Existing LLM serving systems that expose intra-request parallelism (allowing independent branches to decode concurrently) suffer from a fundamental trade-off. Eager admission of all branches inflates the shared decode step, degrading co-batched requests in serial stages. Conversely, conservative fixed caps forfeit the throughput gains that motivated branching in the first place. This 'branch externality'—the excess step latency caused by admitted branches—depends on batch composition, context lengths, and accumulated slack, which change continuously over a workload trace.

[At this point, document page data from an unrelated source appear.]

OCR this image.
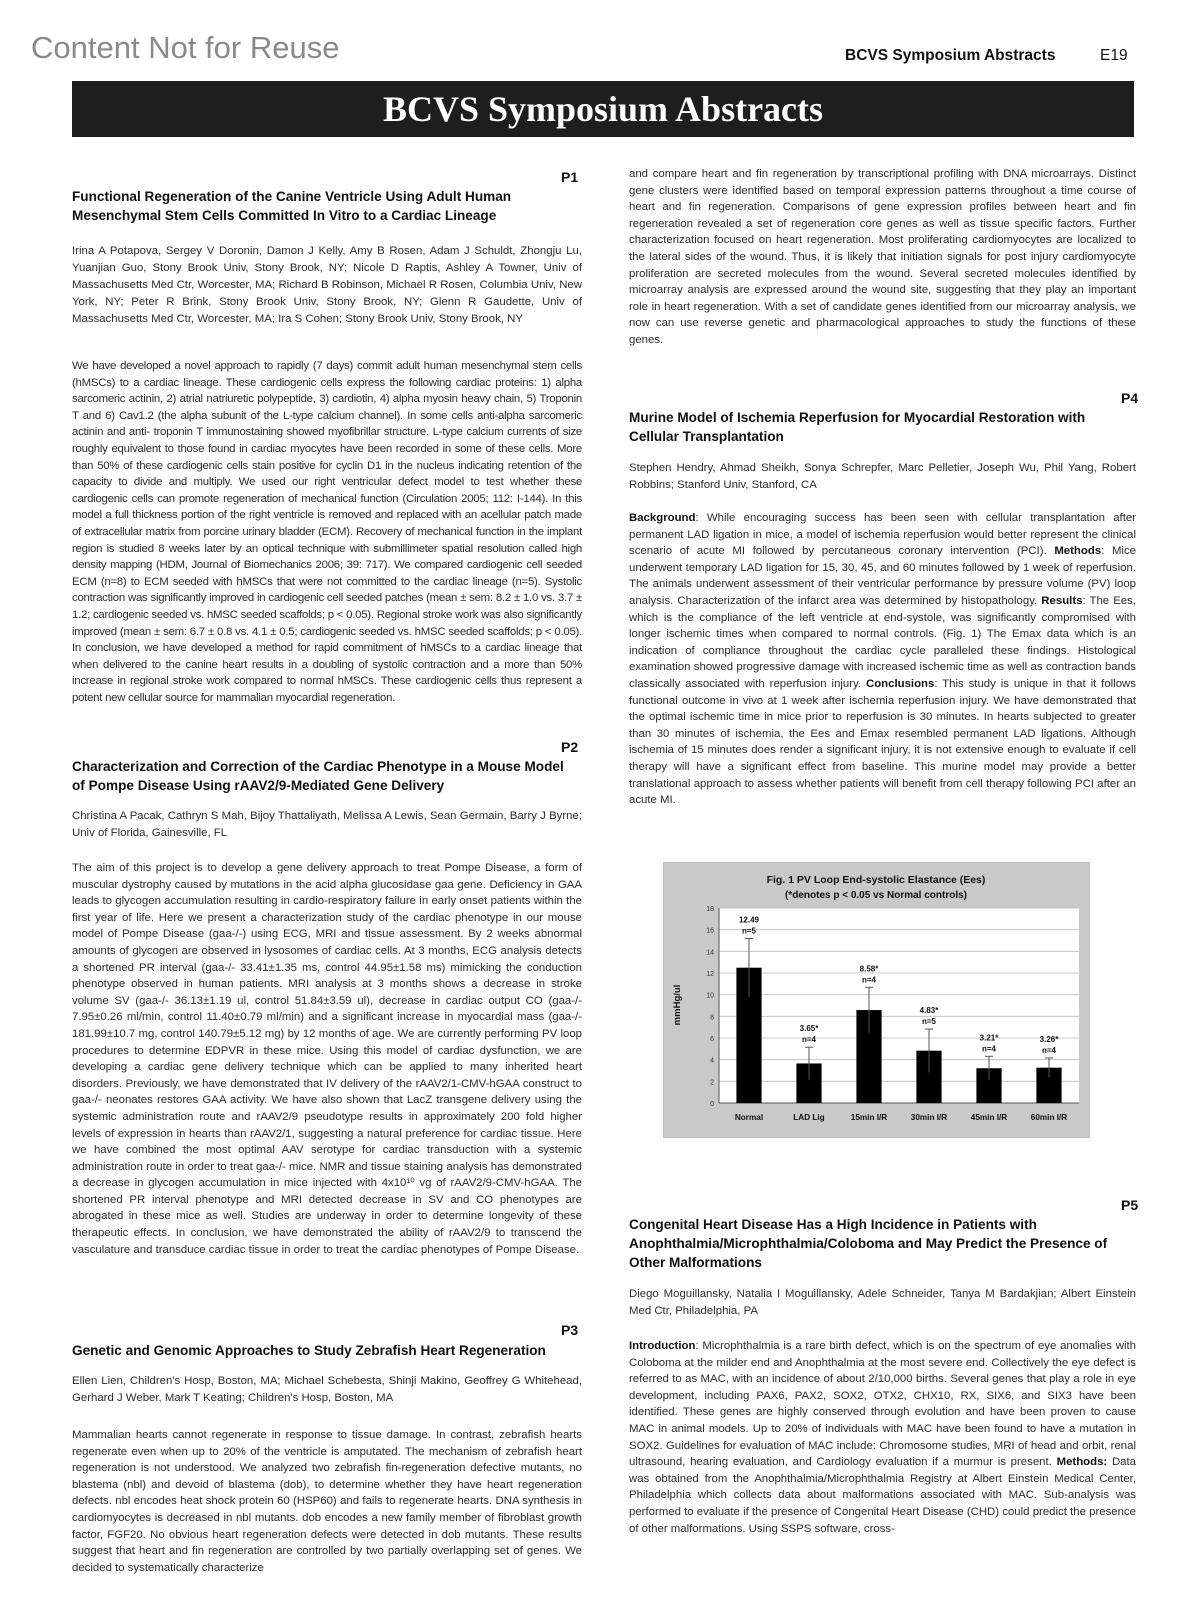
Content Not for Reuse	BCVS Symposium Abstracts	E19
BCVS Symposium Abstracts
P1
Functional Regeneration of the Canine Ventricle Using Adult Human Mesenchymal Stem Cells Committed In Vitro to a Cardiac Lineage

Irina A Potapova, Sergey V Doronin, Damon J Kelly, Amy B Rosen, Adam J Schuldt, Zhongju Lu, Yuanjian Guo, Stony Brook Univ, Stony Brook, NY; Nicole D Raptis, Ashley A Towner, Univ of Massachusetts Med Ctr, Worcester, MA; Richard B Robinson, Michael R Rosen, Columbia Univ, New York, NY; Peter R Brink, Stony Brook Univ, Stony Brook, NY; Glenn R Gaudette, Univ of Massachusetts Med Ctr, Worcester, MA; Ira S Cohen; Stony Brook Univ, Stony Brook, NY

We have developed a novel approach to rapidly (7 days) commit adult human mesenchymal stem cells (hMSCs) to a cardiac lineage. These cardiogenic cells express the following cardiac proteins: 1) alpha sarcomeric actinin, 2) atrial natriuretic polypeptide, 3) cardiotin, 4) alpha myosin heavy chain, 5) Troponin T and 6) Cav1.2 (the alpha subunit of the L-type calcium channel). In some cells anti-alpha sarcomeric actinin and anti- troponin T immunostaining showed myofibrillar structure. L-type calcium currents of size roughly equivalent to those found in cardiac myocytes have been recorded in some of these cells. More than 50% of these cardiogenic cells stain positive for cyclin D1 in the nucleus indicating retention of the capacity to divide and multiply. We used our right ventricular defect model to test whether these cardiogenic cells can promote regeneration of mechanical function (Circulation 2005; 112: I-144). In this model a full thickness portion of the right ventricle is removed and replaced with an acellular patch made of extracellular matrix from porcine urinary bladder (ECM). Recovery of mechanical function in the implant region is studied 8 weeks later by an optical technique with submillimeter spatial resolution called high density mapping (HDM, Journal of Biomechanics 2006; 39: 717). We compared cardiogenic cell seeded ECM (n=8) to ECM seeded with hMSCs that were not committed to the cardiac lineage (n=5). Systolic contraction was significantly improved in cardiogenic cell seeded patches (mean ± sem: 8.2 ± 1.0 vs. 3.7 ± 1.2; cardiogenic seeded vs. hMSC seeded scaffolds; p < 0.05). Regional stroke work was also significantly improved (mean ± sem: 6.7 ± 0.8 vs. 4.1 ± 0.5; cardiogenic seeded vs. hMSC seeded scaffolds; p < 0.05). In conclusion, we have developed a method for rapid commitment of hMSCs to a cardiac lineage that when delivered to the canine heart results in a doubling of systolic contraction and a more than 50% increase in regional stroke work compared to normal hMSCs. These cardiogenic cells thus represent a potent new cellular source for mammalian myocardial regeneration.

P2
Characterization and Correction of the Cardiac Phenotype in a Mouse Model of Pompe Disease Using rAAV2/9-Mediated Gene Delivery

Christina A Pacak, Cathryn S Mah, Bijoy Thattaliyath, Melissa A Lewis, Sean Germain, Barry J Byrne; Univ of Florida, Gainesville, FL

The aim of this project is to develop a gene delivery approach to treat Pompe Disease, a form of muscular dystrophy caused by mutations in the acid alpha glucosidase gaa gene. Deficiency in GAA leads to glycogen accumulation resulting in cardio-respiratory failure in early onset patients within the first year of life. Here we present a characterization study of the cardiac phenotype in our mouse model of Pompe Disease (gaa-/-) using ECG, MRI and tissue assessment. By 2 weeks abnormal amounts of glycogen are observed in lysosomes of cardiac cells. At 3 months, ECG analysis detects a shortened PR interval (gaa-/- 33.41±1.35 ms, control 44.95±1.58 ms) mimicking the conduction phenotype observed in human patients. MRI analysis at 3 months shows a decrease in stroke volume SV (gaa-/- 36.13±1.19 ul, control 51.84±3.59 ul), decrease in cardiac output CO (gaa-/- 7.95±0.26 ml/min, control 11.40±0.79 ml/min) and a significant increase in myocardial mass (gaa-/- 181.99±10.7 mg, control 140.79±5.12 mg) by 12 months of age. We are currently performing PV loop procedures to determine EDPVR in these mice. Using this model of cardiac dysfunction, we are developing a cardiac gene delivery technique which can be applied to many inherited heart disorders. Previously, we have demonstrated that IV delivery of the rAAV2/1-CMV-hGAA construct to gaa-/- neonates restores GAA activity. We have also shown that LacZ transgene delivery using the systemic administration route and rAAV2/9 pseudotype results in approximately 200 fold higher levels of expression in hearts than rAAV2/1, suggesting a natural preference for cardiac tissue. Here we have combined the most optimal AAV serotype for cardiac transduction with a systemic administration route in order to treat gaa-/- mice. NMR and tissue staining analysis has demonstrated a decrease in glycogen accumulation in mice injected with 4x10¹⁰ vg of rAAV2/9-CMV-hGAA. The shortened PR interval phenotype and MRI detected decrease in SV and CO phenotypes are abrogated in these mice as well. Studies are underway in order to determine longevity of these therapeutic effects. In conclusion, we have demonstrated the ability of rAAV2/9 to transcend the vasculature and transduce cardiac tissue in order to treat the cardiac phenotypes of Pompe Disease.

P3
Genetic and Genomic Approaches to Study Zebrafish Heart Regeneration

Ellen Lien, Children's Hosp, Boston, MA; Michael Schebesta, Shinji Makino, Geoffrey G Whitehead, Gerhard J Weber, Mark T Keating; Children's Hosp, Boston, MA

Mammalian hearts cannot regenerate in response to tissue damage. In contrast, zebrafish hearts regenerate even when up to 20% of the ventricle is amputated. The mechanism of zebrafish heart regeneration is not understood. We analyzed two zebrafish fin-regeneration defective mutants, no blastema (nbl) and devoid of blastema (dob), to determine whether they have heart regeneration defects. nbl encodes heat shock protein 60 (HSP60) and fails to regenerate hearts. DNA synthesis in cardiomyocytes is decreased in nbl mutants. dob encodes a new family member of fibroblast growth factor, FGF20. No obvious heart regeneration defects were detected in dob mutants. These results suggest that heart and fin regeneration are controlled by two partially overlapping set of genes. We decided to systematically characterize

and compare heart and fin regeneration by transcriptional profiling with DNA microarrays. Distinct gene clusters were identified based on temporal expression patterns throughout a time course of heart and fin regeneration. Comparisons of gene expression profiles between heart and fin regeneration revealed a set of regeneration core genes as well as tissue specific factors. Further characterization focused on heart regeneration. Most proliferating cardiomyocytes are localized to the lateral sides of the wound. Thus, it is likely that initiation signals for post injury cardiomyocyte proliferation are secreted molecules from the wound. Several secreted molecules identified by microarray analysis are expressed around the wound site, suggesting that they play an important role in heart regeneration. With a set of candidate genes identified from our microarray analysis, we now can use reverse genetic and pharmacological approaches to study the functions of these genes.

P4
Murine Model of Ischemia Reperfusion for Myocardial Restoration with Cellular Transplantation

Stephen Hendry, Ahmad Sheikh, Sonya Schrepfer, Marc Pelletier, Joseph Wu, Phil Yang, Robert Robbins; Stanford Univ, Stanford, CA

Background: While encouraging success has been seen with cellular transplantation after permanent LAD ligation in mice, a model of ischemia reperfusion would better represent the clinical scenario of acute MI followed by percutaneous coronary intervention (PCI). Methods: Mice underwent temporary LAD ligation for 15, 30, 45, and 60 minutes followed by 1 week of reperfusion. The animals underwent assessment of their ventricular performance by pressure volume (PV) loop analysis. Characterization of the infarct area was determined by histopathology. Results: The Ees, which is the compliance of the left ventricle at end-systole, was significantly compromised with longer ischemic times when compared to normal controls. (Fig. 1) The Emax data which is an indication of compliance throughout the cardiac cycle paralleled these findings. Histological examination showed progressive damage with increased ischemic time as well as contraction bands classically associated with reperfusion injury. Conclusions: This study is unique in that it follows functional outcome in vivo at 1 week after ischemia reperfusion injury. We have demonstrated that the optimal ischemic time in mice prior to reperfusion is 30 minutes. In hearts subjected to greater than 30 minutes of ischemia, the Ees and Emax resembled permanent LAD ligations. Although ischemia of 15 minutes does render a significant injury, it is not extensive enough to evaluate if cell therapy will have a significant effect from baseline. This murine model may provide a better translational approach to assess whether patients will benefit from cell therapy following PCI after an acute MI.

Fig. 1 PV Loop End-systolic Elastance (Ees)
(*denotes p < 0.05 vs Normal controls)
0
2
4
6
8
10
12
14
16
18
12.49
n=5
3.65*
n=4
8.58*
n=4
4.83*
n=5
3.21*
n=4
3.26*
n=4
Normal	LAD Lig	15min I/R	30min I/R	45min I/R	60min I/R
mmHg/ul
P5
Congenital Heart Disease Has a High Incidence in Patients with Anophthalmia/Microphthalmia/Coloboma and May Predict the Presence of Other Malformations

Diego Moguillansky, Natalia I Moguillansky, Adele Schneider, Tanya M Bardakjian; Albert Einstein Med Ctr, Philadelphia, PA

Introduction: Microphthalmia is a rare birth defect, which is on the spectrum of eye anomalies with Coloboma at the milder end and Anophthalmia at the most severe end. Collectively the eye defect is referred to as MAC, with an incidence of about 2/10,000 births. Several genes that play a role in eye development, including PAX6, PAX2, SOX2, OTX2, CHX10, RX, SIX6, and SIX3 have been identified. These genes are highly conserved through evolution and have been proven to cause MAC in animal models. Up to 20% of individuals with MAC have been found to have a mutation in SOX2. Guidelines for evaluation of MAC include: Chromosome studies, MRI of head and orbit, renal ultrasound, hearing evaluation, and Cardiology evaluation if a murmur is present. Methods: Data was obtained from the Anophthalmia/Microphthalmia Registry at Albert Einstein Medical Center, Philadelphia which collects data about malformations associated with MAC. Sub-analysis was performed to evaluate if the presence of Congenital Heart Disease (CHD) could predict the presence of other malformations. Using SSPS software, cross-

TAPER, introduced by researchers including William J. Dally and Christos Kozyrakis, addresses this with per-step admission control. It treats extra branches as opportunistic work, only admitting them when the predicted branch externality fits within the batch's current slack budget. Per-step regulation is practical because branch-level scheduling decouples compute from memory—branches share the request's prefix KV, so expanding or contracting width requires no memory reclamation. On Qwen3-32B, TAPER improves goodput by 1.77× over IRP-Off and 1.48× over IRP-Eager, while maintaining over 95% SLO attainment, offering a practical path to efficient LLM serving at scale.

Key Points
  • TAPER improves goodput by 1.77× over no branch parallelism (IRP-Off) and 1.48× over eager admission (IRP-Eager) on Qwen3-32B.
  • Maintains over 95% service-level objective (SLO) attainment while dynamically regulating branch parallelism.
  • Uses per-step admission control, treating extra branches as opportunistic work admitted only when predicted latency fits within the batch's slack budget.

Why It Matters

Smarter LLM serving can cut costs and latency for AI applications at scale.